Ein zweites schwächendes Element ist dadurch gegeben, dass alle Gesetze hinreichend Spielräume für Interpretationen lassen, obgleich das gesamte juristische System bereits in einer kaum zu überblickenden Fülle an Gesetzen und Verordnungen und deren noch weniger zu überblickenden Anzahl von Gesetzestexten, Artikeln und Paragraphen zu ersticken droht. Zusätzlich zu den möglichen Interpretationen gibt es dann noch eine große Spanne bzgl. der Rechtsprechung (zu fällender Urteile, Judikative), insbesondere bei der Strafprozessordnung (SPO) (siehe hierzu auch die Ausführungen des Konzepts "Unabhängige Justiz" und des Artikels "Balance of Power" im LibeRatio Archiv). Die Gesetzeslage in Deutschland ist mittlerweile ebenso komplex wie unübersichtlich und sollte dringend reformiert und verschlankt werden. Dadurch ist die Rechtssicherheit juristischer und natürlicher Personen zunehmend ausgehebelt worden. Gerade im Hinblick darauf, dass jährlich hunderte Gesetze überwiegend auf Länderebene und in Bezug auf Verordnungen auf kommunaler Ebene hinzukommen, benötigen wir dringend einen Prozess und eine Instanz, die sich Gesetzen und Verordnungen annimmt, die längst überholt sind, durch geänderte Rahmenbedingungen ungültig geworden sind bzw. im Widerspruch zu neuen Gesetzen und Verordnungen stehen. Alle Gerichte sind durch eine unüberschaubare Vielzahl von bürokratischen Prozessen und Vorgaben massiv überlastet, was insgesamt unserem Rechtssystem weitaus mehr schadet als nutzt, da vielerorts eine dringend notwendige, juristische Aufarbeitung viel zu lange liegen bleibt. Gerade im Strafrecht hat dies teilweise katastrophale Auswirkungen, die dazu führen, dass mutmaßliche Straftäter teilweise nicht abgeurteilt, sondern wieder auf freien Fuß kommen.

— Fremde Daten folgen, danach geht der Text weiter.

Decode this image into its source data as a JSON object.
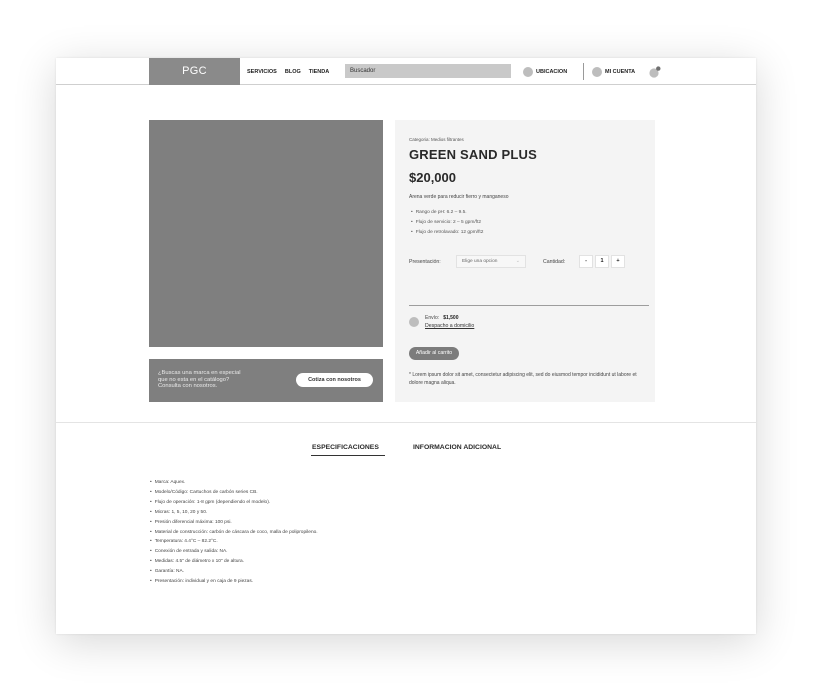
{
  "header": {
    "logo": "PGC",
    "nav": [
      "SERVICIOS",
      "BLOG",
      "TIENDA"
    ],
    "search_placeholder": "Buscador",
    "location_label": "UBICACION",
    "account_label": "MI CUENTA"
  },
  "product": {
    "category": "Categoria: Medios filtrantes",
    "title": "GREEN SAND PLUS",
    "price": "$20,000",
    "description": "Arena verde para reducir fierro y manganeso",
    "bullets": [
      "Rango de pH: 6.2 – 9.5.",
      "Flujo de servicio: 2 – 5 gpm/ft2",
      "Flujo de retrolavado: 12 gpm/ft2"
    ],
    "presentation_label": "Presentación:",
    "presentation_value": "Elige una opcion",
    "quantity_label": "Cantidad:",
    "qty_minus": "-",
    "qty_value": "1",
    "qty_plus": "+",
    "shipping_label": "Envío:",
    "shipping_price": "$1,500",
    "shipping_link": "Despacho a domicilio",
    "add_to_cart": "Añadir al carrito",
    "note": "* Lorem ipsum dolor sit amet, consectetur adipiscing elit, sed do eiusmod tempor incididunt ut labore et dolore magna aliqua."
  },
  "promo": {
    "text": "¿Buscas una marca en especial\nque no esta en el catálogo?\nConsulta con nosotros.",
    "button": "Cotiza con nosotros"
  },
  "tabs": {
    "specs": "ESPECIFICACIONES",
    "info": "INFORMACION ADICIONAL"
  },
  "specs": [
    "Marca: Aquex.",
    "Modelo/Código: Cartuchos de carbón series CB.",
    "Flujo de operación: 1-8 gpm (dependiendo el modelo).",
    "Micras: 1, 5, 10, 20 y 50.",
    "Presión diferencial máxima: 100 psi.",
    "Material de construcción: carbón de cáscara de coco, malla de polipropileno.",
    "Temperatura: 4.4°C – 82.2°C.",
    "Conexión de entrada y salida: NA.",
    "Medidas: 4.5\" de diámetro x 10\" de altura.",
    "Garantía: NA.",
    "Presentación: individual y en caja de 9 piezas."
  ]
}
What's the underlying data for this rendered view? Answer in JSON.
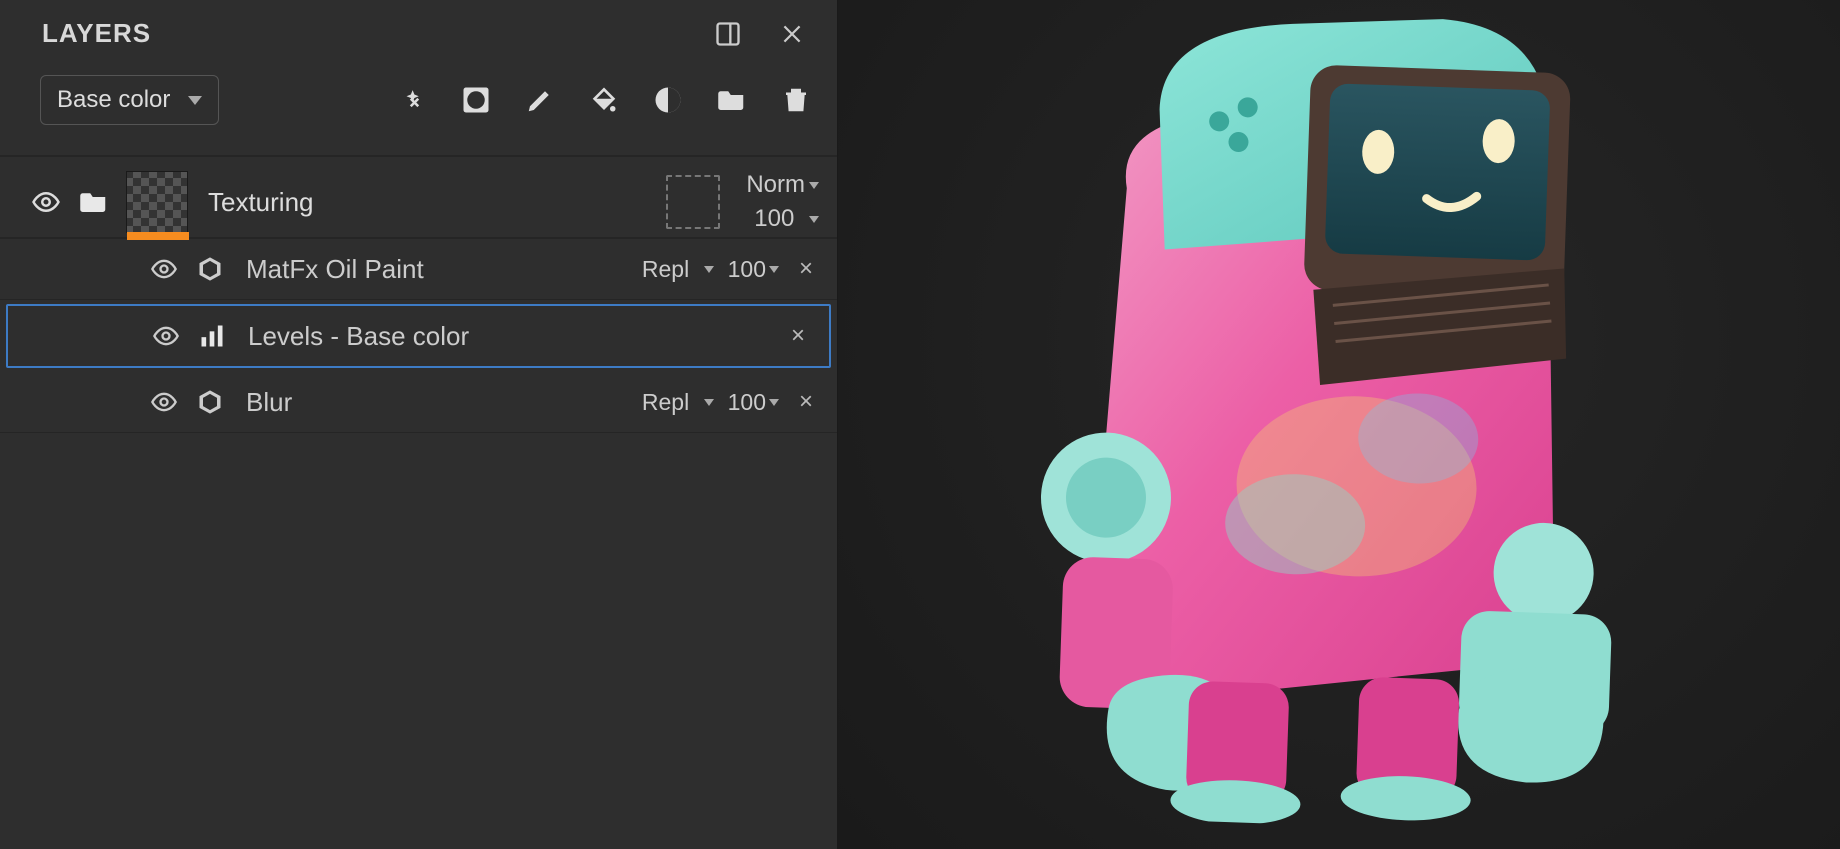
{
  "panel": {
    "title": "LAYERS",
    "channel_dropdown": "Base color"
  },
  "group": {
    "name": "Texturing",
    "blend": "Norm",
    "opacity": "100"
  },
  "sublayers": [
    {
      "name": "MatFx Oil Paint",
      "blend": "Repl",
      "opacity": "100",
      "icon": "sfx",
      "selected": false
    },
    {
      "name": "Levels - Base color",
      "blend": "",
      "opacity": "",
      "icon": "bars",
      "selected": true
    },
    {
      "name": "Blur",
      "blend": "Repl",
      "opacity": "100",
      "icon": "sfx",
      "selected": false
    }
  ]
}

LibeRatio fordert folgende Reformen des deutschen Justizapparates:
- Realisierung einer unabhängigen Justiz (siehe hierzu unser gleichnamiges Konzeptpapier).
- Erhalt des Gesetzesrechts für Gesetze allgemeiner Bedeutung (z.B. GG, BGB, HGB, StGB) oder Teile derselben.
- Einführung des Fallrechts für nicht von allgemeiner Bedeutung getragene Rechtsnormen sowie Überführung der zugehörigen Texte, in den Rang von Präzedenzfällen (Fallsammlungen).
- Insbesondere Anwendung des Fallrechts für Normen, die Eigeninteressen des Staates selbst beschreiben (z.B. BBG, PartG).
- Hierdurch Aufwertung der Justiz zur Rechtsquelle und Stärkung der Gewaltenteilung.
- Unterteilung der Rechtsnormen in Gesetzbücher, Fallsammlungen und Verordnungen (staatliche Satzungen). Hierzu u.U. Aufteilung des Gesetzbestands in wichtige, dem Gesetzesrecht unterliegende Normen gem. Punkt 2 sowie Fälle gem. Punkt 3.
- Reduktion der legislativen Personaldecke zugunsten der Justiz.